READ A THOUSAND MILES
I could read for a thousand miles, traversing a whole continent of ideas, cross mountains of lofty ideals or valleys of arguments won or lost, deserts of chilled-out mental overload.
I could do it a top speed, against great yet powerless opposing winds of doctrine, creating dust clouds of speed-reading and overusing, guzzling down gallons of dreams I liked and letting go of the others in the black exhaust of rejection.
Or I could move slowly, stopping at every period or semi-colon and stare down at the ground, demanding it belch up its truth. I could loop back or do parenthetical phrases of rabbit trails and distracted thought-bits, and forgetful bridge-outs.
I could chug-a-lug through commas’ frozen triplet expressions, waiting for the perfect clauses to catch up. I could laugh at the new notion-entrepreneur inventors on their training wheels of babble, or scoff at the illegitimate paradigms of thought bursting or birthing into the world in Caesar-Romeo sleekness and slippery style.
Yet for all the Highway 66 and California Route 1 print I covered, if I failed to see the purpose of my concepts trip, or the object of my pursuit, it would have been a waste: wrinkly-forehead white and yellow lines, black and blue zigzagging confusion, and number numbness of the brain.
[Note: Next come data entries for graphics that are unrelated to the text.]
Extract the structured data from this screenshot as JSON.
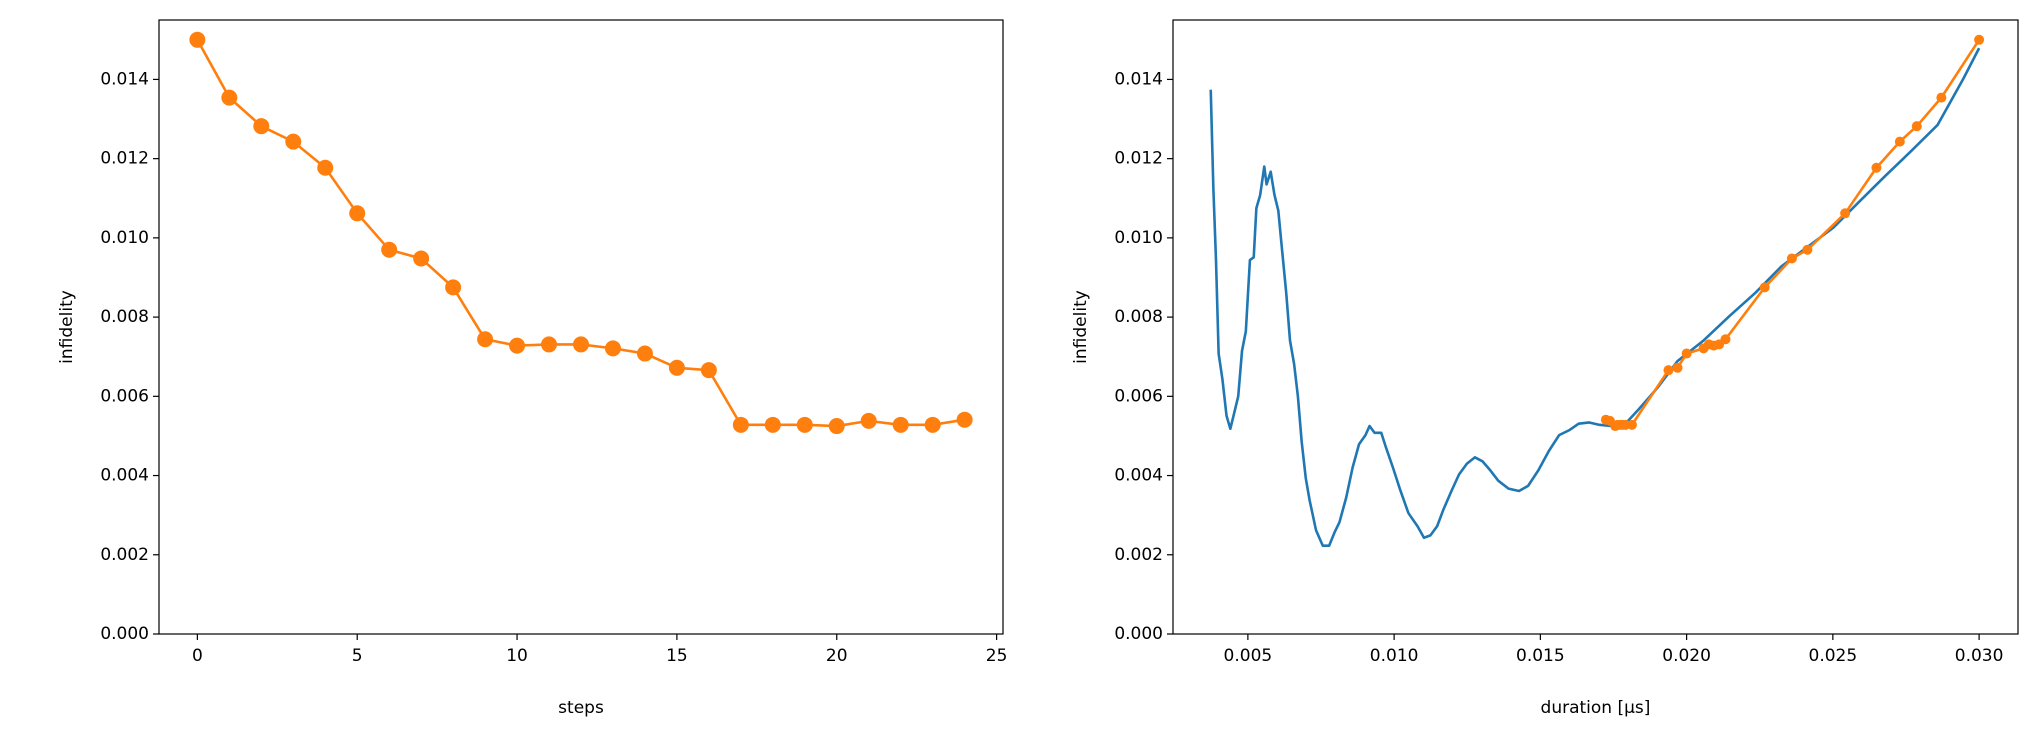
{
  "chart_data": [
    {
      "type": "line",
      "xlabel": "steps",
      "ylabel": "infidelity",
      "x": [
        0,
        1,
        2,
        3,
        4,
        5,
        6,
        7,
        8,
        9,
        10,
        11,
        12,
        13,
        14,
        15,
        16,
        17,
        18,
        19,
        20,
        21,
        22,
        23,
        24
      ],
      "series": [
        {
          "color": "#ff7f0e",
          "marker": "o",
          "values": [
            0.015,
            0.01354,
            0.01282,
            0.01243,
            0.01177,
            0.01062,
            0.0097,
            0.00948,
            0.00875,
            0.00744,
            0.00728,
            0.00731,
            0.00731,
            0.00721,
            0.00708,
            0.00672,
            0.00666,
            0.00528,
            0.00528,
            0.00528,
            0.00525,
            0.00538,
            0.00528,
            0.00528,
            0.00541
          ]
        }
      ],
      "xlim": [
        -1.2,
        25.2
      ],
      "xticks": [
        0,
        5,
        10,
        15,
        20,
        25
      ],
      "ylim": [
        0,
        0.0155
      ],
      "yticks": [
        {
          "value": 0,
          "label": "0.000"
        },
        0.002,
        0.004,
        0.006,
        0.008,
        {
          "value": 0.01,
          "label": "0.010"
        },
        0.012,
        0.014
      ]
    },
    {
      "type": "line",
      "xlabel": "duration [μs]",
      "ylabel": "infidelity",
      "series": [
        {
          "color": "#1f77b4",
          "x": [
            0.00373,
            0.00382,
            0.00391,
            0.004,
            0.00413,
            0.00427,
            0.0044,
            0.00453,
            0.00467,
            0.0048,
            0.00493,
            0.00507,
            0.0052,
            0.00529,
            0.00542,
            0.00556,
            0.00564,
            0.00578,
            0.00591,
            0.00604,
            0.00618,
            0.00631,
            0.00644,
            0.00658,
            0.00671,
            0.00684,
            0.00698,
            0.00711,
            0.00733,
            0.00756,
            0.00778,
            0.00796,
            0.00813,
            0.00836,
            0.00858,
            0.0088,
            0.00902,
            0.00916,
            0.00933,
            0.00956,
            0.00973,
            0.00996,
            0.01022,
            0.01049,
            0.0108,
            0.01102,
            0.01124,
            0.01147,
            0.01169,
            0.01196,
            0.01222,
            0.01249,
            0.01276,
            0.01302,
            0.01329,
            0.01356,
            0.01391,
            0.01427,
            0.01458,
            0.01493,
            0.01529,
            0.01564,
            0.016,
            0.01631,
            0.01667,
            0.01702,
            0.01747,
            0.01791,
            0.01836,
            0.01902,
            0.01969,
            0.02058,
            0.02147,
            0.02236,
            0.02324,
            0.02413,
            0.02502,
            0.02591,
            0.0268,
            0.02769,
            0.02858,
            0.02947,
            0.03
          ],
          "values": [
            0.01374,
            0.01125,
            0.00944,
            0.00708,
            0.00643,
            0.00551,
            0.00518,
            0.00557,
            0.006,
            0.00715,
            0.00764,
            0.00944,
            0.00951,
            0.01075,
            0.01108,
            0.0118,
            0.01135,
            0.01167,
            0.01108,
            0.01069,
            0.00961,
            0.00862,
            0.00741,
            0.00682,
            0.006,
            0.00485,
            0.00393,
            0.00338,
            0.00262,
            0.00223,
            0.00223,
            0.00256,
            0.00282,
            0.00344,
            0.0042,
            0.00479,
            0.00502,
            0.00525,
            0.00508,
            0.00508,
            0.00469,
            0.0042,
            0.00361,
            0.00305,
            0.00272,
            0.00243,
            0.00249,
            0.00272,
            0.00315,
            0.00361,
            0.00403,
            0.0043,
            0.00446,
            0.00436,
            0.00413,
            0.00387,
            0.00367,
            0.00361,
            0.00374,
            0.00413,
            0.00462,
            0.00502,
            0.00515,
            0.00531,
            0.00534,
            0.00528,
            0.00525,
            0.00531,
            0.00567,
            0.00623,
            0.00689,
            0.00741,
            0.00803,
            0.00862,
            0.00928,
            0.00977,
            0.01026,
            0.01092,
            0.01157,
            0.0122,
            0.01285,
            0.01403,
            0.01479
          ]
        },
        {
          "color": "#ff7f0e",
          "marker": "o",
          "x": [
            0.03,
            0.02871,
            0.02787,
            0.02729,
            0.02649,
            0.02542,
            0.02413,
            0.0236,
            0.02267,
            0.02133,
            0.02093,
            0.02111,
            0.02076,
            0.02058,
            0.02,
            0.01969,
            0.01938,
            0.01813,
            0.01791,
            0.01773,
            0.01756,
            0.01738,
            0.01764,
            0.01782,
            0.01724
          ],
          "values": [
            0.015,
            0.01354,
            0.01282,
            0.01243,
            0.01177,
            0.01062,
            0.0097,
            0.00948,
            0.00875,
            0.00744,
            0.00728,
            0.00731,
            0.00731,
            0.00721,
            0.00708,
            0.00672,
            0.00666,
            0.00528,
            0.00528,
            0.00528,
            0.00525,
            0.00538,
            0.00528,
            0.00528,
            0.00541
          ]
        }
      ],
      "xlim": [
        0.00244,
        0.03133
      ],
      "xticks": [
        0.005,
        {
          "value": 0.01,
          "label": "0.010"
        },
        0.015,
        {
          "value": 0.02,
          "label": "0.020"
        },
        0.025,
        {
          "value": 0.03,
          "label": "0.030"
        }
      ],
      "ylim": [
        0,
        0.0155
      ],
      "yticks": [
        {
          "value": 0,
          "label": "0.000"
        },
        0.002,
        0.004,
        0.006,
        0.008,
        {
          "value": 0.01,
          "label": "0.010"
        },
        0.012,
        0.014
      ]
    }
  ]
}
So, I’ll put on my flip-flops of contemplation and walk. Listen to the wind that is and not the wind that is made, move when inspired and rest when tired. Lie down and watch the imprinted black-ink constant constellations, take comfort in the bedtime-story starry hosts, let the firmament of heaven cover me with that peace-of-mind blanket, and feel that affirming warm hush of a simple “Good night, child.”